Apesar de um movimento de recuperação desde 2022, o Brasil segue enfrentando sérios desafios na imunização infantil. O Anuário VacinaBR, elaborado pelo Instituto Questão de Ciência (IQC), em parceria com a Sociedade Brasileira de Imunizações (Sbim) e o Unicef, mostra que, em 2023, nenhuma das vacinas do calendário infantil atingiu a meta de cobertura de 95% em todos os estados.
Entre os imunizantes com pior desempenho estão os contra poliomielite, meningococo C, varicela e Haemophilus influenzae tipo B. A meta, que garante a proteção coletiva e impede a circulação de vírus e bactérias, não foi atingida em nenhum estado brasileiro. A situação é ainda mais grave ao se observar os municípios: menos de 32% das cidades cumpriram a meta para vacinas consideradas prioritárias, como a pentavalente e a tríplice viral.
O Ceará foi o estado com melhor desempenho, com 59% das cidades alcançando as metas. No outro extremo, o Acre registrou apenas 5% de municípios com cobertura ideal.
Segundo Paulo Almeida, diretor executivo do IQC, os dados revelam uma grande disparidade entre regiões e até mesmo entre cidades vizinhas. Ele destaca que, diante das dimensões do Brasil, é preciso adaptar estratégias às realidades locais. “Não dá para tratar a imunização como algo uniforme”, afirma.
A vacinação contra a tuberculose (BCG), que costuma ser feita logo após o nascimento, atingiu a meta em apenas oito unidades da federação. No Espírito Santo, pouco mais da metade dos bebês foi imunizada. Mesmo dentro dos estados, há municípios com 100% de cobertura e outros com índices abaixo de 50%.

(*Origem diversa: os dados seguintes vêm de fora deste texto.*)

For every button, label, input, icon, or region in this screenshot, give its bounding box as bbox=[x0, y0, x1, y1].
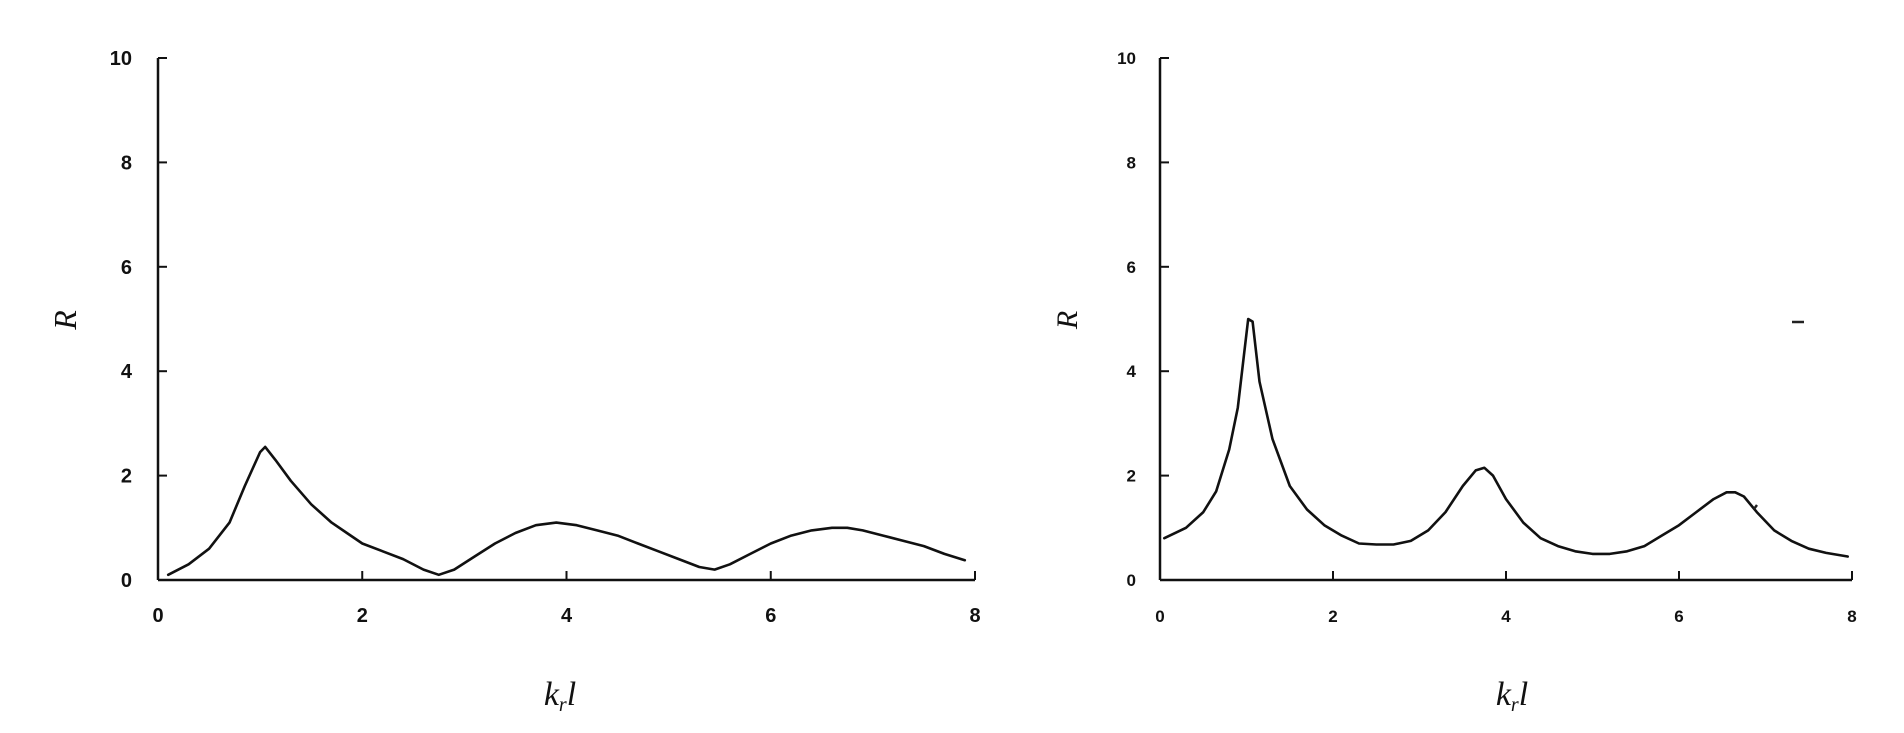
x-tick-label: 2 bbox=[1328, 607, 1337, 626]
x-tick-label: 8 bbox=[1847, 607, 1856, 626]
x-tick-label: 6 bbox=[1674, 607, 1683, 626]
y-axis-label: R bbox=[1051, 311, 1084, 330]
y-tick-label: 8 bbox=[121, 152, 132, 174]
stray-mark bbox=[1753, 504, 1758, 510]
y-tick-label: 2 bbox=[1127, 467, 1136, 486]
y-tick-label: 10 bbox=[110, 48, 132, 70]
y-axis-label: R bbox=[47, 310, 83, 331]
y-tick-label: 10 bbox=[1117, 49, 1136, 68]
y-tick-label: 4 bbox=[121, 361, 133, 383]
x-axis-label: krl bbox=[544, 676, 576, 716]
x-tick-label: 4 bbox=[561, 605, 573, 627]
x-tick-label: 4 bbox=[1501, 607, 1511, 626]
x-axis-label: krl bbox=[1496, 676, 1528, 716]
y-tick-label: 8 bbox=[1127, 153, 1136, 172]
series-line bbox=[166, 445, 967, 577]
y-tick-label: 0 bbox=[1127, 571, 1136, 590]
x-tick-label: 0 bbox=[152, 605, 163, 627]
y-tick-label: 6 bbox=[1127, 258, 1136, 277]
x-tick-label: 8 bbox=[969, 605, 980, 627]
y-tick-label: 2 bbox=[121, 466, 132, 488]
x-tick-label: 2 bbox=[357, 605, 368, 627]
series-line bbox=[1163, 317, 1849, 558]
x-tick-label: 0 bbox=[1155, 607, 1164, 626]
y-tick-label: 6 bbox=[121, 257, 132, 279]
y-tick-label: 4 bbox=[1127, 362, 1137, 381]
y-tick-label: 0 bbox=[121, 570, 132, 592]
x-tick-label: 6 bbox=[765, 605, 776, 627]
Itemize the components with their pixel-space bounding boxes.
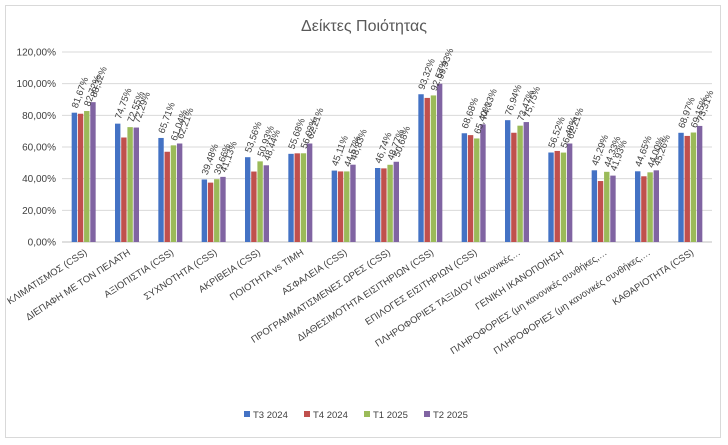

A diretora da Sbim, Isabela Ballalai, ressalta que o problema vai além da oferta de vacinas. “Temos 38 mil salas de vacinação, mas se o atendimento é ruim, em horário restrito ou sem vacinas disponíveis, as pessoas não voltam”, explica. A especialista aponta ainda a baixa percepção de risco como uma das principais causas da hesitação vacinal.
Outro desafio é o abandono do esquema vacinal. A tríplice viral, por exemplo, teve primeira dose aplicada em até 85% das crianças, mas a segunda não chegou a 50% em 14 estados. Essa vacina previne doenças como sarampo, caxumba e rubéola – enfermidades que ainda causam surtos no mundo e podem ser fatais.
Para enfrentar os obstáculos, os especialistas defendem ações inovadoras, como envio de lembretes por SMS, ampliação do horário de funcionamento dos postos e vacinação em escolas. “A escola resolve três problemas: acesso, informação e comunicação com as famílias”, resume Ballalai.
O Anuário reforça que, para conter o risco de reintrodução de doenças erradicadas, como a poliomielite, e controlar outras ameaças, como o sarampo, é urgente fortalecer as campanhas de vacinação e adaptar o sistema às novas dinâmicas da sociedade.